Initially the focus has been on two pieces, one created from a skid of common 8 foot 2″ x 4″ or 2″ x 6″ studs, and the other from a skid of 4′ x 8′ plywood sheets. But experimenting will be done with construction tarp, safety fencing, vapour barrier and other materials. The Loing list will keep changing but for toady:

  1. Tarp Tube
  2. Studs Through Plywood
  3. Soil Cone
  4. Aggregate Circle
  5. Six Sheets of Plywood
  6. Ghost Scaffold
  7. Vapour Barrier Room
  8. Wrapped
  9. Plywood Shoulder Pads
  10. Snow Fence Helix
  11. Stud Wall Labyrinth
  12. Topographical Tarp Shapes
  13. Piled Soil & Interrupt
  14. Rapunzel Wire
  15. Stud Nest
  16. Palette Tower
  17. Kinetic Cone
  18. Hoarding with Peep Hole
  19. Rebar Tower
  20. Tarp and Stud Floor
  21. Off-Cut Dandelion
  22. Tarp Clothing
  23. Stud Chandelier

These works are intended to be performance, sculpture and film/photography. The performance is the process, the manufactured object is the sculpture and the record of both would be film/photography.

The images above represent the initial model work which were constructed at 1″ scale using basswood sheets cut to resemble the studs or plywood sheets. Up until now each piece has been cut with a utility knife. Each piece requires about 10 slices of a very sharp blade. This leads to some inaccuracies and better/cleaner results could be achieved with a power miter saw, table saw, jig saw or other tool.

This project started in 2007 with the performance of The Task at Nuit Blanche in Toronto, and this subsequent work carries on in the same tradition.

This work is about labour, repetition, work, sculpture, gentrification, progress, building, construction, environment, sustainability, economics, negative space, gallery presentation, gender politics, aging, and conceptual arts historic importance.

Part Three – Above showing a still from The Task – Video and photographs documenting life-sized executions of the maquettes from 2. To be displayed in framed prints and with a large self-contained video monitor in the final exhibition. Performance and filming of those perfomances could possibly take place over the summer in a vacant gallery space.

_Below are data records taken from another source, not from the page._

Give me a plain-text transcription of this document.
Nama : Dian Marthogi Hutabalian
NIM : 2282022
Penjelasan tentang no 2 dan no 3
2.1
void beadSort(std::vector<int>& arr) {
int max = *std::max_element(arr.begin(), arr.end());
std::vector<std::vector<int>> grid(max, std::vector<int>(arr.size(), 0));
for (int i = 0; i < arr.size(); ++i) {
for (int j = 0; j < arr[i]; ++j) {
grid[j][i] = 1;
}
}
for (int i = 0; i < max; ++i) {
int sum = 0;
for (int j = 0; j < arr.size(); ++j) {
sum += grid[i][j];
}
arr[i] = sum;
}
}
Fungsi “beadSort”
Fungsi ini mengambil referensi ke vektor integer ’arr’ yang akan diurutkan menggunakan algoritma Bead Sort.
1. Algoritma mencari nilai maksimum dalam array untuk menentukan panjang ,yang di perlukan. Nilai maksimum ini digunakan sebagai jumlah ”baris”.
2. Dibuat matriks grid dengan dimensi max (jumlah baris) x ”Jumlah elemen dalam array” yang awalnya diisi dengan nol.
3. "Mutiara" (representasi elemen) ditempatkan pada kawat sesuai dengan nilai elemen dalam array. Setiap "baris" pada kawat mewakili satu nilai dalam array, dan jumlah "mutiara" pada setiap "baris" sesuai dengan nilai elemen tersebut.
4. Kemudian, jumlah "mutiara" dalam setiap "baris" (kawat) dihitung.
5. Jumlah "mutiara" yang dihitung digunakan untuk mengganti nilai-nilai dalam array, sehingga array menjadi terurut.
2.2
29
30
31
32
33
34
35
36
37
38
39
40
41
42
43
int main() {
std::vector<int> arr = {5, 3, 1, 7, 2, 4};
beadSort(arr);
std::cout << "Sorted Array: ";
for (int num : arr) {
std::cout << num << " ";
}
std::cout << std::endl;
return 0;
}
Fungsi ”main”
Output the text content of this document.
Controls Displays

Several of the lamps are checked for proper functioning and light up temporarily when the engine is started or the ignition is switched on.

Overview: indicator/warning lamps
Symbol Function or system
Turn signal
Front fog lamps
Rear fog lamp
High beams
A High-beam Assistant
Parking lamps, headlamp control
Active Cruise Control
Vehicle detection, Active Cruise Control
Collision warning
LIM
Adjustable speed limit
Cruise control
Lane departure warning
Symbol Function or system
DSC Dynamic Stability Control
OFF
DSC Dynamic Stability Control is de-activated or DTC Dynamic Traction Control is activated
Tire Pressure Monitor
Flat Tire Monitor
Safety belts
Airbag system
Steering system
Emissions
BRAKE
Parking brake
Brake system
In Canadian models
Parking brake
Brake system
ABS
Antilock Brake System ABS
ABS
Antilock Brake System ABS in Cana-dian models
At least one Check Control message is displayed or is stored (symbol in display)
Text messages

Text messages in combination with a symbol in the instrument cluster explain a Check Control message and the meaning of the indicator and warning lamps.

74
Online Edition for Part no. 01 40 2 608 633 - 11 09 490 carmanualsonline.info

Original idea was for a 2 screen display– one showing the source material prior to creating the sculpture and the other showing the building of the piece, final piece, and dismantling of the piece. Go from static image to action, building and back to static image and the whole thing could be played in a perpetual loop. The photographs would be static and emulate the photographs of the maquettes, These would could be arranged in diptychs, triptychs and four panel prints of related images or of dissimilar images that are grouped to tell a narrative.

The raw materials and individual sculptural pieces for these performances should stand as sculptural pieces on their own but also encourage grouping. At this point in time the thought is to create the Wheeled Ghost Scaffolding Tower that would be documented but then used to move and shoot both video and photographs of all the other elements. Most notably the 2 x 4 Structures, Aggregate Piles, Snow Fence Helix, Plywood Shoulder Pads and Six Sheets of Plywood pieces.

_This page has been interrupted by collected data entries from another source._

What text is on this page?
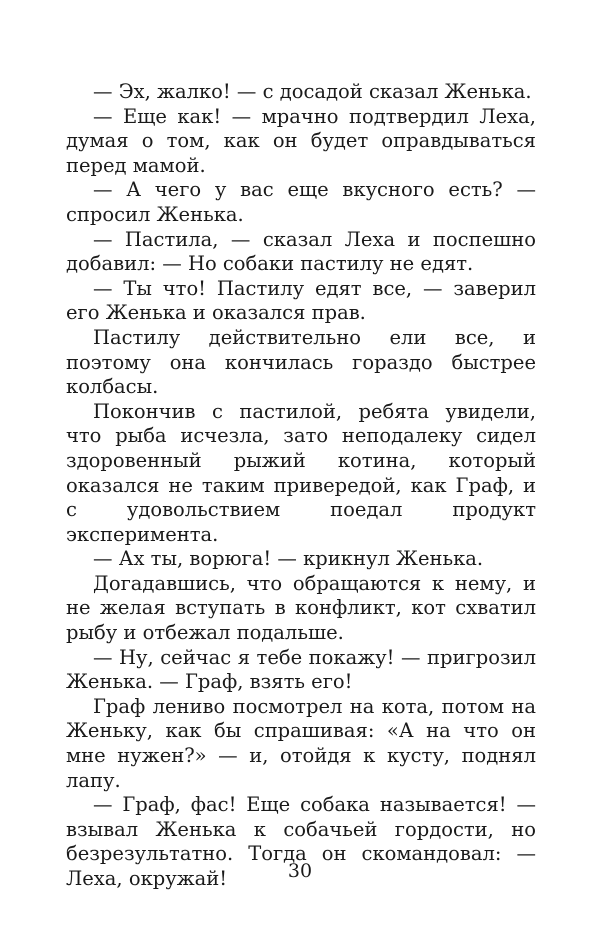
— Эх, жалко! — с досадой сказал Женька.

— Еще как! — мрачно подтвердил Леха, думая о том, как он будет оправдываться перед мамой.

— А чего у вас еще вкусного есть? — спросил Женька.

— Пастила, — сказал Леха и поспешно добавил: — Но собаки пастилу не едят.

— Ты что! Пастилу едят все, — заверил его Женька и оказался прав.

Пастилу действительно ели все, и поэтому она кончилась гораздо быстрее колбасы.

Покончив с пастилой, ребята увидели, что рыба исчезла, зато неподалеку сидел здоровенный рыжий котина, который оказался не таким привередой, как Граф, и с удовольствием поедал продукт эксперимента.

— Ах ты, ворюга! — крикнул Женька.

Догадавшись, что обращаются к нему, и не желая вступать в конфликт, кот схватил рыбу и отбежал подальше.

— Ну, сейчас я тебе покажу! — пригрозил Женька. — Граф, взять его!

Граф лениво посмотрел на кота, потом на Женьку, как бы спрашивая: «А на что он мне нужен?» — и, отойдя к кусту, поднял лапу.

— Граф, фас! Еще собака называется! — взывал Женька к собачьей гордости, но безрезультатно. Тогда он скомандовал: — Леха, окружай!	30
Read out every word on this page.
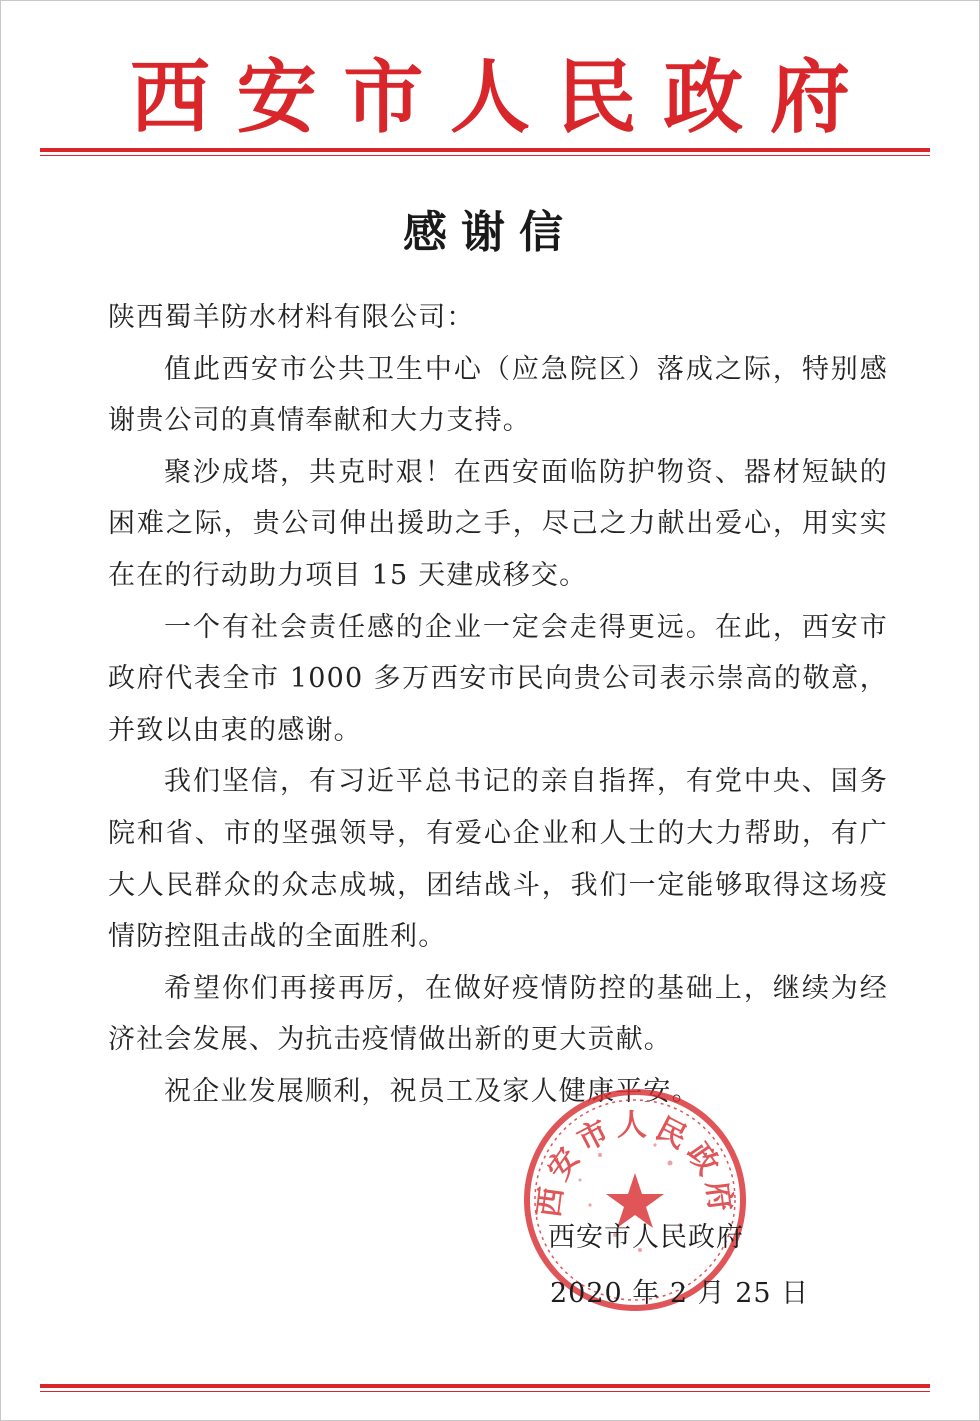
西 安 市 人 民 政 府
感谢信

陕西蜀羊防水材料有限公司：

值此西安市公共卫生中心（应急院区）落成之际，特别感谢贵公司的真情奉献和大力支持。

聚沙成塔，共克时艰！在西安面临防护物资、器材短缺的困难之际，贵公司伸出援助之手，尽己之力献出爱心，用实实在在的行动助力项目 15 天建成移交。

一个有社会责任感的企业一定会走得更远。在此，西安市政府代表全市 1000 多万西安市民向贵公司表示崇高的敬意，并致以由衷的感谢。

我们坚信，有习近平总书记的亲自指挥，有党中央、国务院和省、市的坚强领导，有爱心企业和人士的大力帮助，有广大人民群众的众志成城，团结战斗，我们一定能够取得这场疫情防控阻击战的全面胜利。

希望你们再接再厉，在做好疫情防控的基础上，继续为经济社会发展、为抗击疫情做出新的更大贡献。

祝企业发展顺利，祝员工及家人健康平安。

西安市人民政府
西安市人民政府
2020 年 2 月 25 日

Part Four – Above when Executed – Large 48″ square photograph of one of the performance final pieces before being dismantled. Preference right now is for the snake like sculpture featuring blue/orange tarps cut and sewn into a tube and filled with topsoil.

Part Five – Above – Book of photographs for Part One – Four above.

1 Comment

  1. Robert

    As someone who has recently been immersed in a building project, I have been astonished at the sense of wonder that so often occurs when I catch a view of my work from an unexpected angle, revealing beauty that usually be overlooked. Many of your images reveal how that beauty isn’t created, it is just “there” waiting to be found.